Deuxièmement, après avoir séparé l’art de l’artisanat, nous ne distinguerons pas l’art de la technique, ars/techné. C’est dans le faire technique qu’une forme d’art va trouver sa justesse. La technique est une contrainte pour l’art, c’est avec elle qu’il se forme. À la différence de l’artisanat qui utilise une technique pour une finalité précise, l’art met en pratique d’un ensemble technique qui vise un mode d’existence car : « L’art en vérité est un mode de la vie et pour cette raison, éventuellement, un mode de vie7. » Autrement dit par Robert Filliou, artiste du mouvement Fluxus : « L’art, c’est ce qui rend la vie plus intéressante que l’art »8. C’est une manière de faire qui est une technique de soi9, pour soi et pour autrui via l’opération de la représentation. Ce faire de l’art est ce qui donne sens à la technique.

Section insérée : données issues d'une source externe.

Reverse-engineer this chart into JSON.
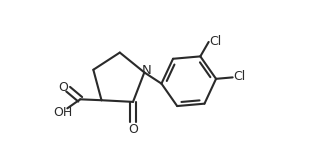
{
  "bg_color": "#ffffff",
  "line_color": "#2a2a2a",
  "line_width": 1.5,
  "font_size_atoms": 8.5,
  "figsize": [
    3.09,
    1.68
  ],
  "dpi": 100,
  "xlim": [
    0.0,
    1.0
  ],
  "ylim": [
    0.05,
    0.95
  ]
}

Mais le sens de l’objet d’art est équivoque en sa « communication ». C’est un objet sans véritable objet qui excède sa propre finalité. Sa fin est sans fin. Tout en étant un processus de fabrication d’objets, l’art qui nous occupe et que nous allons lier aux métiers de l’information et de la communication est une disposition d’esprit, une vision conceptuelle, qui produit des objets ou des actes difficilement réductibles aux qualités attendues. Nous parlerons alors de « mécanologie10 spirituelle » propre à la qualité artistique et qui se fabrique un « métier sans métier ».

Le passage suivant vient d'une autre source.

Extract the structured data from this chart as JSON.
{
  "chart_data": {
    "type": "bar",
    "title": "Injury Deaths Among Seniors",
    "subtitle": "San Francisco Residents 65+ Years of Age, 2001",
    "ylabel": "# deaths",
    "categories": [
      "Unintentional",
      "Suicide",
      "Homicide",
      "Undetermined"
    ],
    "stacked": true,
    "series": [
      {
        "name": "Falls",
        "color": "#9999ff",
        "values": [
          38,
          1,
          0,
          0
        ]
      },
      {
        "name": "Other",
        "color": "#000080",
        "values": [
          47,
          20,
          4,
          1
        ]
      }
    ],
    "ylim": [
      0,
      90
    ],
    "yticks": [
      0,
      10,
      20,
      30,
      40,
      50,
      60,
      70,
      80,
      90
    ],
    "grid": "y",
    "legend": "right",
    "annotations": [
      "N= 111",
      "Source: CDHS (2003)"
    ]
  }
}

Affirmons le d’emblée : en matière d’art, en matière de technique, il n’y a pas de métier qui tienne. L’histoire de l’art est l’histoire de la mise à l’épreuve du métier pour dégager des qualités d’art émancipatrices du métier comme savoir-faire. Le métier est une entrave à la pratique artistique qui se propose de découvrir des formes de connaissance, jamais figées dans leurs formes. Au risque de la méforme ou de la déforme. Ainsi Léonard de Vinci qui aura expérimenté avec « La cène » une technique fragilisant gravement son œuvre11. Plus près de nous, Jackson Pollock qui, cherchant sa voie dans l’héritage de la peinture surréaliste et moderne européenne, a su inventer la toute première peinture véritablement américaine en laissant tomber sa peinture sur la toile, dans un geste proche de l’abandon du métier de peintre. Il allait découvrir une peinture aux qualités insoupçonnées avec des conséquences importantes pour l’histoire de l’art.

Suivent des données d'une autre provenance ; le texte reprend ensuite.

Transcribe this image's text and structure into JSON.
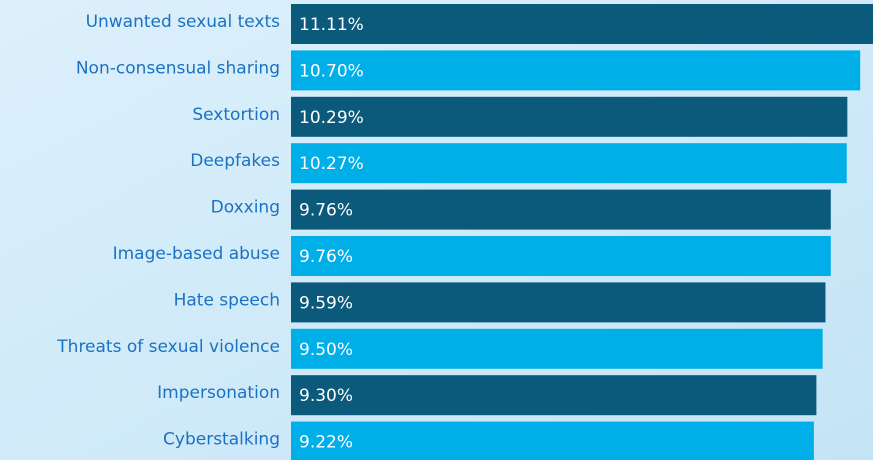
{
  "chart_data": {
    "type": "bar",
    "orientation": "horizontal",
    "categories": [
      "Unwanted sexual texts",
      "Non-consensual sharing",
      "Sextortion",
      "Deepfakes",
      "Doxxing",
      "Image-based abuse",
      "Hate speech",
      "Threats of sexual violence",
      "Impersonation",
      "Cyberstalking"
    ],
    "values": [
      11.11,
      10.7,
      10.29,
      10.27,
      9.76,
      9.76,
      9.59,
      9.5,
      9.3,
      9.22
    ],
    "value_labels": [
      "11.11%",
      "10.70%",
      "10.29%",
      "10.27%",
      "9.76%",
      "9.76%",
      "9.59%",
      "9.50%",
      "9.30%",
      "9.22%"
    ],
    "colors": [
      "#0b5a7c",
      "#00aee8",
      "#0b5a7c",
      "#00aee8",
      "#0b5a7c",
      "#00aee8",
      "#0b5a7c",
      "#00aee8",
      "#0b5a7c",
      "#00aee8"
    ],
    "xlim": [
      -7.5,
      11.11
    ]
  }
}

Redisons-le : le métier est un problème pour l’art. Ce qui fait la fabrique de l’art, ars/techné, ce n’est pas tant le savoir-faire que l’interrogation sur le savoir-faire. Ce qui est poursuivi c’est un « art de l’art », non pas « l’art pour l’art » mais l’art par les moyens de l’art. Non pas, pour ce qui concerne notre problématique, « la communication pour la communication » mais la communication par les qualités d’une communication qui n’est pas dupe de son propre message12.
Au contraire du métier considéré comme savoir-faire, ce sont bien les outils, les artefacts fonctionnels, qui peuvent être qualifiés de métiers. Ainsi, le métier à tisser, métier emblématique de ce que nous décrivons ici et qui allait bouleverser les savoirs-faire des artisans tisserands dans l’Angleterre du début du XIXe siècle.
Ce métier-machine, se complexifiant aujourd’hui jusqu’à l’automatisation ou encore l’intelligence artificielle, n’a de cesse, dans son évolution technico-artistique, d’éliminer le savoir-faire de l’artisan. Le métier, tel que nous l’entendons, est donc une machine. Elle ordonne (met en ordre) une tâche à accomplir suivant un l’attendu d’un programme.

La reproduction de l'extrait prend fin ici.